I just realized that in Python, if one writes

for i in a:
    i += 1

The elements of the original list a will actually not be affect at all, since the variable i turns out to just be a copy of the original element in a.

In order to modify the original element,

for index, i in enumerate(a):
    a[index] += 1

would be needed.

I was really surprised by this behavior. This seems to be very counterintuitive, seemingly different from other languages and has resulted in errors in my code that I had to debug for a long while today.

I've read Python Tutorial before. Just to be sure, I checked the book again just now, and it doesn't even mention this behavior at all.

What is the reasoning behind this design? Is it expected to be a standard practice in a lot of languages so that the tutorial believes that the readers should get it naturally? In what other languages is the same behavior on iteration present, that I should pay attention to in the future?

Best Answer

I already answered a similar question lately and it's very important to realize that += can have different meanings:

  • If the data type implements in-place addition (i.e. has a correctly working __iadd__ function) then the data that i refers to is updated (doesn't matter if it's in a list or somewhere else).

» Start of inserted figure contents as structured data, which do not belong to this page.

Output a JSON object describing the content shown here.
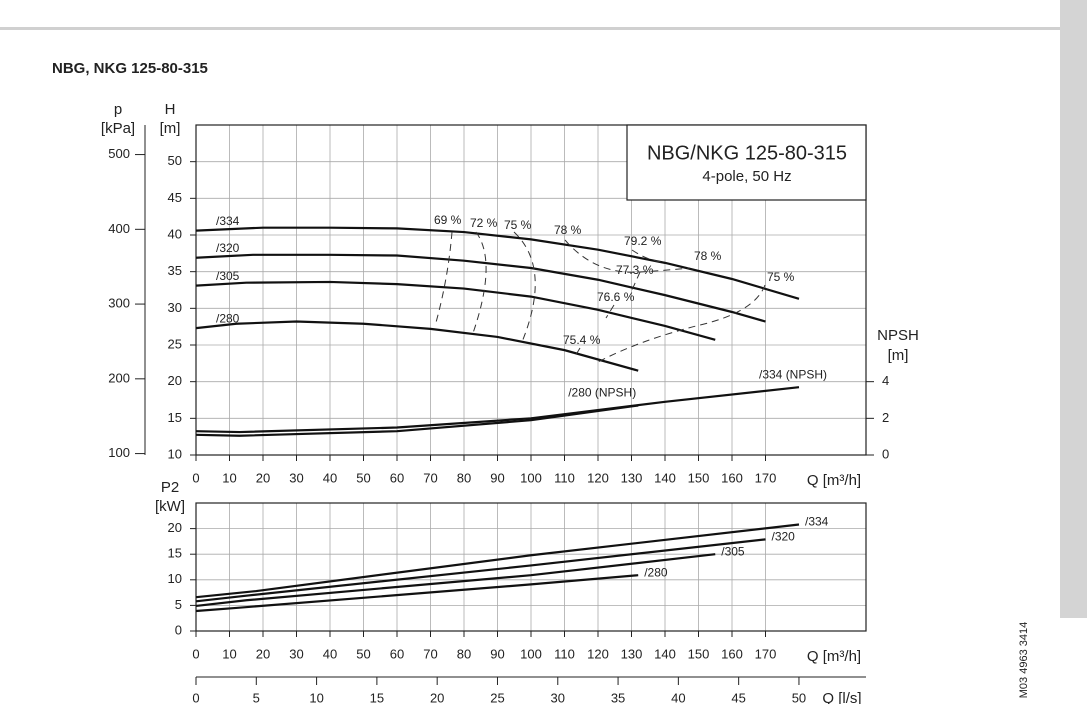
{
  "page_title": "NBG, NKG 125-80-315",
  "doc_id": "M03 4963 3414",
  "chart_data": [
    {
      "type": "line",
      "title": "NBG/NKG 125-80-315",
      "subtitle": "4-pole, 50 Hz",
      "x_label": "Q [m³/h]",
      "xlim": [
        0,
        200
      ],
      "xticks": [
        0,
        10,
        20,
        30,
        40,
        50,
        60,
        70,
        80,
        90,
        100,
        110,
        120,
        130,
        140,
        150,
        160,
        170
      ],
      "y_label": "H",
      "y_unit": "[m]",
      "ylim": [
        10,
        55
      ],
      "yticks": [
        10,
        15,
        20,
        25,
        30,
        35,
        40,
        45,
        50
      ],
      "p_label": "p",
      "p_unit": "[kPa]",
      "plim": [
        98.1,
        539.55
      ],
      "pticks": [
        100,
        200,
        300,
        400,
        500
      ],
      "y2_label": "NPSH",
      "y2_unit": "[m]",
      "y2lim": [
        0,
        18
      ],
      "y2ticks": [
        0,
        2,
        4
      ],
      "grid": true,
      "series": [
        {
          "name": "/334",
          "color": "#111111",
          "x": [
            0,
            20,
            40,
            60,
            80,
            100,
            120,
            140,
            160,
            180
          ],
          "values": [
            40.6,
            41.0,
            41.0,
            40.9,
            40.4,
            39.4,
            38.0,
            36.2,
            34.0,
            31.3
          ]
        },
        {
          "name": "/320",
          "color": "#111111",
          "x": [
            0,
            17,
            40,
            60,
            80,
            100,
            120,
            140,
            160,
            170
          ],
          "values": [
            36.9,
            37.3,
            37.3,
            37.2,
            36.5,
            35.5,
            33.9,
            31.8,
            29.5,
            28.2
          ]
        },
        {
          "name": "/305",
          "color": "#111111",
          "x": [
            0,
            15,
            40,
            60,
            80,
            100,
            120,
            140,
            155
          ],
          "values": [
            33.1,
            33.5,
            33.6,
            33.3,
            32.7,
            31.6,
            29.8,
            27.6,
            25.7
          ]
        },
        {
          "name": "/280",
          "color": "#111111",
          "x": [
            0,
            12,
            30,
            50,
            70,
            90,
            110,
            132
          ],
          "values": [
            27.3,
            27.9,
            28.2,
            27.9,
            27.2,
            26.1,
            24.3,
            21.5
          ]
        },
        {
          "name": "/334 (NPSH)",
          "color": "#111111",
          "axis": "y2",
          "x": [
            0,
            13,
            60,
            100,
            140,
            180
          ],
          "values": [
            1.3,
            1.25,
            1.5,
            2.0,
            2.9,
            3.7
          ]
        },
        {
          "name": "/280 (NPSH)",
          "color": "#111111",
          "axis": "y2",
          "x": [
            0,
            13,
            60,
            100,
            132
          ],
          "values": [
            1.1,
            1.05,
            1.3,
            1.9,
            2.7
          ]
        }
      ],
      "efficiency_labels": [
        "69 %",
        "72 %",
        "75 %",
        "78 %",
        "79.2 %",
        "78 %",
        "75 %",
        "77.3 %",
        "76.6 %",
        "75.4 %"
      ]
    },
    {
      "type": "line",
      "x_label": "Q [m³/h]",
      "xlim": [
        0,
        200
      ],
      "xticks": [
        0,
        10,
        20,
        30,
        40,
        50,
        60,
        70,
        80,
        90,
        100,
        110,
        120,
        130,
        140,
        150,
        160,
        170
      ],
      "y_label": "P2",
      "y_unit": "[kW]",
      "ylim": [
        0,
        25
      ],
      "yticks": [
        0,
        5,
        10,
        15,
        20
      ],
      "grid": true,
      "x2_label": "Q [l/s]",
      "x2lim": [
        0,
        55.56
      ],
      "x2ticks": [
        0,
        5,
        10,
        15,
        20,
        25,
        30,
        35,
        40,
        45,
        50
      ],
      "series": [
        {
          "name": "/334",
          "color": "#111111",
          "x": [
            0,
            18,
            100,
            180
          ],
          "values": [
            6.6,
            7.8,
            14.8,
            20.8
          ]
        },
        {
          "name": "/320",
          "color": "#111111",
          "x": [
            0,
            15,
            100,
            170
          ],
          "values": [
            5.8,
            6.9,
            12.8,
            17.9
          ]
        },
        {
          "name": "/305",
          "color": "#111111",
          "x": [
            0,
            15,
            100,
            155
          ],
          "values": [
            4.9,
            6.0,
            10.9,
            15.0
          ]
        },
        {
          "name": "/280",
          "color": "#111111",
          "x": [
            0,
            12,
            100,
            132
          ],
          "values": [
            3.9,
            4.5,
            9.1,
            10.9
          ]
        }
      ]
    }
  ]
}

  • If the data type doesn't implement an __iadd__ method the i += x statement is just syntactic sugar for i = i + x, so a new value is created and assigned to the variable name i.

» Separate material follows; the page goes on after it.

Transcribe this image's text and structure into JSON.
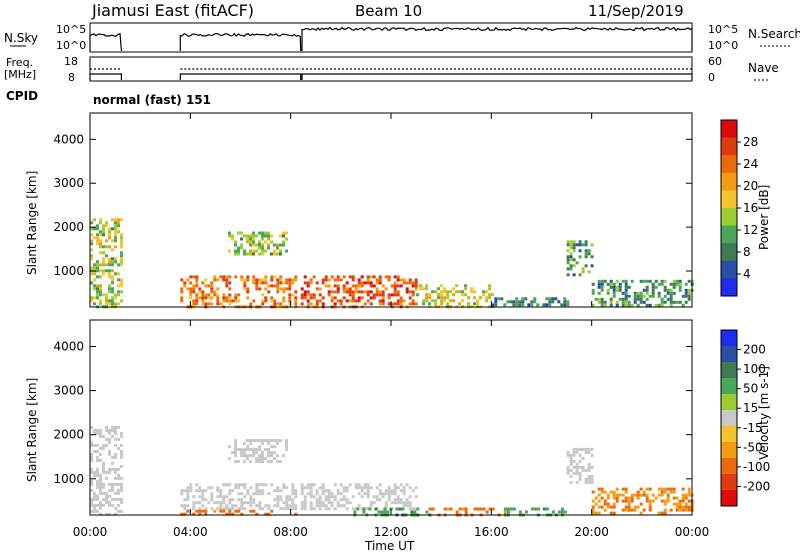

  • If the data type implements __iadd__ but it does something weird. It could be possible that it's updated ... or not - that depends on what is implemented there.

Pythons integers, floats, strings don't implement __iadd__ so these will not be updated in-place. However other data types like numpy.array or lists implement it and will behave like you expected. So it's not a matter of copy or no-copy when iterating (normally it doesn't do copies for lists and tuples - but that as well depends on the implementation of the containers __iter__ and __getitem__ method!) - it's more a matter of the data type you have stored in your a.